The internet is a stupendously valuable tool. It can bring inspiring, diligent and creative reporting and commentary into every home. But it will not do so by obliging consumers to accept the shoddy, propagandist ranting some categorise as citizen-journalism and less credulous critics recognise as a deplorable reversion to the days when news was always deployed as a political weapon and only occasionally reported, explained and analysed.
Never mind that Johnston Press is primarily interested in profit. It is no more a commercial entity than the Washington Post was at the time of Watergate or the Sunday Times when it exposed the scandal of thalidomide. Johnston is leading a change that must happen. People who care about democracy must hope it happens fast. European nations have not attempted political freedom without well-funded, intelligent journalism, but we can assume that it would not be pretty. When accurate reporting dies it is usually replaced by gossip, prejudice and bigotry.

The same thing happened to my old paper when we first tried charging for online content. But, let's face it. That was then. The reason I expect it to work this time is that everyone will be obliged to do it.

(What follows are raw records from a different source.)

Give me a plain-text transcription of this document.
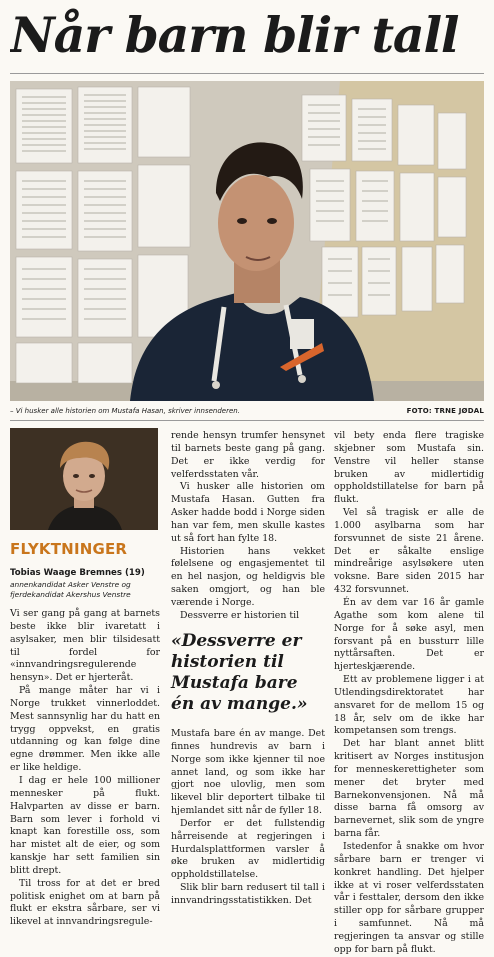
Når barn blir tall
– Vi husker alle historien om Mustafa Hasan, skriver innsenderen.	FOTO: TRNE JØDAL
FLYKTNINGER
Tobias Waage Bremnes (19)
annenkandidat Asker Venstre og fjerdekandidat Akershus Venstre

Vi ser gang på gang at barnets beste ikke blir ivaretatt i asylsaker, men blir tilsidesatt til fordel for «innvandringsregulerende hensyn». Det er hjerteråt.

På mange måter har vi i Norge trukket vinnerloddet. Mest sannsynlig har du hatt en trygg oppvekst, en gratis utdanning og kan følge dine egne drømmer. Men ikke alle er like heldige.

I dag er hele 100 millioner mennesker på flukt. Halvparten av disse er barn. Barn som lever i forhold vi knapt kan forestille oss, som har mistet alt de eier, og som kanskje har sett familien sin blitt drept.

Til tross for at det er bred politisk enighet om at barn på flukt er ekstra sårbare, ser vi likevel at innvandringsregule-

rende hensyn trumfer hensynet til barnets beste gang på gang. Det er ikke verdig for velferdsstaten vår.

Vi husker alle historien om Mustafa Hasan. Gutten fra Asker hadde bodd i Norge siden han var fem, men skulle kastes ut så fort han fylte 18.

Historien hans vekket følelsene og engasjementet til en hel nasjon, og heldigvis ble saken omgjort, og han ble værende i Norge.

Dessverre er historien til

«Dessverre er historien til Mustafa bare én av mange.»

Mustafa bare én av mange. Det finnes hundrevis av barn i Norge som ikke kjenner til noe annet land, og som ikke har gjort noe ulovlig, men som likevel blir deportert tilbake til hjemlandet sitt når de fyller 18.

Derfor er det fullstendig hårreisende at regjeringen i Hurdalsplattformen varsler å øke bruken av midlertidig oppholdstillatelse.

Slik blir barn redusert til tall i innvandringsstatistikken. Det

vil bety enda flere tragiske skjebner som Mustafa sin. Venstre vil heller stanse bruken av midlertidig oppholdstillatelse for barn på flukt.

Vel så tragisk er alle de 1.000 asylbarna som har forsvunnet de siste 21 årene. Det er såkalte enslige mindreårige asylsøkere uten voksne. Bare siden 2015 har 432 forsvunnet.

Én av dem var 16 år gamle Agathe som kom alene til Norge for å søke asyl, men forsvant på en bussturr lille nyttårsaften. Det er hjerteskjærende.

Ett av problemene ligger i at Utlendingsdirektoratet har ansvaret for de mellom 15 og 18 år, selv om de ikke har kompetansen som trengs.

Det har blant annet blitt kritisert av Norges institusjon for menneskerettigheter som mener det bryter med Barnekonvensjonen. Nå må disse barna få omsorg av barnevernet, slik som de yngre barna får.

Istedenfor å snakke om hvor sårbare barn er trenger vi konkret handling. Det hjelper ikke at vi roser velferdsstaten vår i festtaler, dersom den ikke stiller opp for sårbare grupper i samfunnet. Nå må regjeringen ta ansvar og stille opp for barn på flukt.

There will be no choice of pay here or read it there for free. The choice will be pay or don't read it at all. Johnston Press alone will not change the world, but when Rupert Murdoch persuades aggregators to pay for News Corp content the Guardian will be the first to follow suit. After all, it is losing £100,000 pounds a day by not charging and one reader who pays is worth infinitely more than 30 million who do not. The future is bright. The internet is new and nobody properly understands it, but the rules of commerce are ancient and we have a pretty clear grasp of how they work.
In articles about News Corp's plans to charge they always make clear that the Guardian won't charge, eg. "The Guardian, have said that their websites are likely to remain free of charge". Do you know something we don't, Tim?
Don't know if you ever read Jeff Jarvis, John - but I thought you might find this blog post interesting. It mentions Rusbridger. Ignore me if you've already read it.
Here's something Jarvis said half an hour ago: "Yes, I got to say on Murdoch's air (SkyNews) that Murdoch's pay plan won't work & I wasn't shot."
I wish I could share your optimism that JP's experiment will end in anything other than disappointment for John Fry and the rest of the industry watching hopefully from sidelines.
But it's not some misguided passion for the democracy of the free internet that makes me so concerned that the Paywall As Saviour is a chimera. It's a bleaker expectation of human and commercial behaviour.
At Press Gazette, as the dotcom boom turned to bust, our initial instinct was indeed to reinforce our online paywall to protect the fruits of our diligent journalism for those subscribers who were prepared to pay for it. But I remember the feeling of weekly helplessness as all those pages of print exclusives hit the newsstands and were instantly shared - in essence, if no great depth - for the non-paying masses by a slew of new, free online services. One of them - that fearless defender of quality journalism, the MediaGuardian - even used the gleeful tagline: 'We read Press Gazette so you don't have to.'
Such is the nature of competition, and neither the Johnston Press weeklies nor The Times will be immune to it.
Similarly, I don't believe that the reason that any reader stops buying newspaper X is not purely because Newspaper X is giving away its content online for nothing. It's because those extra things that only Newspaper X supplied - TV listings, horoscopes, lively debate - are now available in so many other places.
The monopolies that newspaper publishers were once able to defend have disappeared. Setting a few toll booths forlornly bobbing about in an ocean of information and comment isn't going to reverse that.